Un equipo internacional de investigadores ha logrado visualizar y cuantificar, a nivel subcelular, la síntesis de cianotoxinas en cianobacterias, revelando una organización espacial distintiva de este proceso metabólico. El estudio, publicado en Nature, muestra que la producción de estas toxinas no ocurre de manera uniforme en la célula, sino que está altamente compartimentalizada en estructuras específicas.

Utilizando técnicas avanzadas de microscopía y análisis químico, los científicos pudieron mapear con precisión dónde se ubican los enzimas clave involucrados en la biosíntesis de microcistinas, una de las cianotoxinas más estudiadas y peligrosas debido a su potencial hepatotóxico. Los resultados indican que estos enzimas se concentran en regiones definidas del citoplasma, asociadas posiblemente a membranas internas o cuerpos de inclusión, lo que sugiere un mecanismo de organización evolutivamente conservado para optimizar la producción y minimizar el daño autotóxico.

Este enfoque permitió no solo identificar la localización subcelular de la síntesis, sino también medir las tasas de producción en tiempo real bajo distintas condiciones ambientales, como variaciones en la disponibilidad de nutrientes o exposición a luz. Los datos obtenidos muestran que la compartimentalización se ajusta dinámicamente en respuesta al estrés, lo que podría explicar por qué algunas cepas de cianobacterias producen toxinas en esporádicas floraciones algales nocivas.

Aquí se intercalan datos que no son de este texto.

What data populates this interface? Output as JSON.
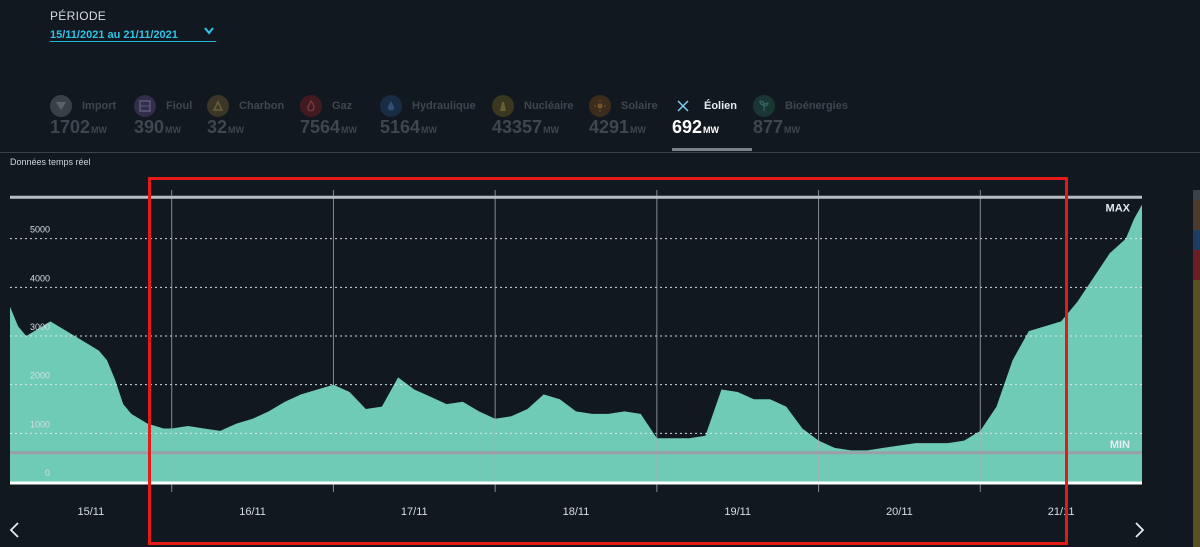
{
  "period": {
    "label": "PÉRIODE",
    "value": "15/11/2021 au 21/11/2021"
  },
  "tabs": [
    {
      "key": "import",
      "name": "Import",
      "value": "1702",
      "unit": "MW",
      "icon": "import-icon",
      "color": "#5a6168",
      "active": false
    },
    {
      "key": "fioul",
      "name": "Fioul",
      "value": "390",
      "unit": "MW",
      "icon": "fioul-icon",
      "color": "#4c3f6e",
      "active": false
    },
    {
      "key": "charbon",
      "name": "Charbon",
      "value": "32",
      "unit": "MW",
      "icon": "charbon-icon",
      "color": "#5e4f2a",
      "active": false
    },
    {
      "key": "gaz",
      "name": "Gaz",
      "value": "7564",
      "unit": "MW",
      "icon": "gaz-icon",
      "color": "#6a1f22",
      "active": false
    },
    {
      "key": "hydraulique",
      "name": "Hydraulique",
      "value": "5164",
      "unit": "MW",
      "icon": "hydraulique-icon",
      "color": "#1e3d63",
      "active": false
    },
    {
      "key": "nucleaire",
      "name": "Nucléaire",
      "value": "43357",
      "unit": "MW",
      "icon": "nucleaire-icon",
      "color": "#5b5120",
      "active": false
    },
    {
      "key": "solaire",
      "name": "Solaire",
      "value": "4291",
      "unit": "MW",
      "icon": "solaire-icon",
      "color": "#5e3e18",
      "active": false
    },
    {
      "key": "eolien",
      "name": "Éolien",
      "value": "692",
      "unit": "MW",
      "icon": "eolien-icon",
      "color": "#7fd0ee",
      "active": true
    },
    {
      "key": "bioenergies",
      "name": "Bioénergies",
      "value": "877",
      "unit": "MW",
      "icon": "bioenergies-icon",
      "color": "#1f4f42",
      "active": false
    }
  ],
  "realtime_label": "Données temps réel",
  "chart_data": {
    "type": "area",
    "x_tick_labels": [
      "15/11",
      "16/11",
      "17/11",
      "18/11",
      "19/11",
      "20/11",
      "21/11"
    ],
    "y_tick_labels": [
      "0",
      "1000",
      "2000",
      "3000",
      "4000",
      "5000"
    ],
    "ylim": [
      0,
      6000
    ],
    "x_range_days": [
      0,
      7
    ],
    "max_line": {
      "label": "MAX",
      "value": 5850
    },
    "min_line": {
      "label": "MIN",
      "value": 600
    },
    "fill_color": "#6fcbb5",
    "grid": "dotted horizontal, solid vertical at day boundaries",
    "series": [
      {
        "x": [
          0,
          0.05,
          0.1,
          0.15,
          0.2,
          0.25,
          0.3,
          0.35,
          0.4,
          0.45,
          0.5,
          0.55,
          0.6,
          0.65,
          0.7,
          0.75,
          0.8,
          0.85,
          0.9,
          0.95,
          1.0,
          1.1,
          1.2,
          1.3,
          1.4,
          1.5,
          1.6,
          1.7,
          1.8,
          1.9,
          2.0,
          2.1,
          2.2,
          2.3,
          2.4,
          2.5,
          2.6,
          2.7,
          2.8,
          2.9,
          3.0,
          3.1,
          3.2,
          3.3,
          3.4,
          3.5,
          3.6,
          3.7,
          3.8,
          3.9,
          4.0,
          4.1,
          4.2,
          4.3,
          4.4,
          4.5,
          4.6,
          4.7,
          4.8,
          4.9,
          5.0,
          5.1,
          5.2,
          5.3,
          5.4,
          5.5,
          5.6,
          5.7,
          5.8,
          5.9,
          6.0,
          6.1,
          6.2,
          6.3,
          6.4,
          6.5,
          6.6,
          6.7,
          6.8,
          6.9,
          6.95,
          7.0
        ],
        "y": [
          3600,
          3200,
          3000,
          3100,
          3200,
          3300,
          3200,
          3100,
          3000,
          2900,
          2800,
          2700,
          2500,
          2100,
          1600,
          1400,
          1300,
          1200,
          1150,
          1100,
          1100,
          1150,
          1100,
          1050,
          1200,
          1300,
          1450,
          1650,
          1800,
          1900,
          2000,
          1850,
          1500,
          1550,
          2150,
          1900,
          1750,
          1600,
          1650,
          1450,
          1300,
          1350,
          1500,
          1800,
          1700,
          1450,
          1400,
          1400,
          1450,
          1400,
          900,
          900,
          900,
          950,
          1900,
          1850,
          1700,
          1700,
          1550,
          1100,
          850,
          700,
          650,
          650,
          700,
          750,
          800,
          800,
          800,
          850,
          1050,
          1550,
          2500,
          3100,
          3200,
          3300,
          3700,
          4200,
          4700,
          5000,
          5400,
          5700
        ]
      }
    ]
  }
}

Los autores destacan que comprender la organización subcellular de las vías tóxicas tiene implicaciones directas para la detección temprana de floraciones peligrosas en cuerpos de agua y para el diseño de estrategias de mitigación basadas en la interrupción de pasos específicos de la biosíntesis. Además, el método desarrollado podría aplicarse a otros microorganismos productores de metabolitos secundarios de interés farmacológico o tóxico.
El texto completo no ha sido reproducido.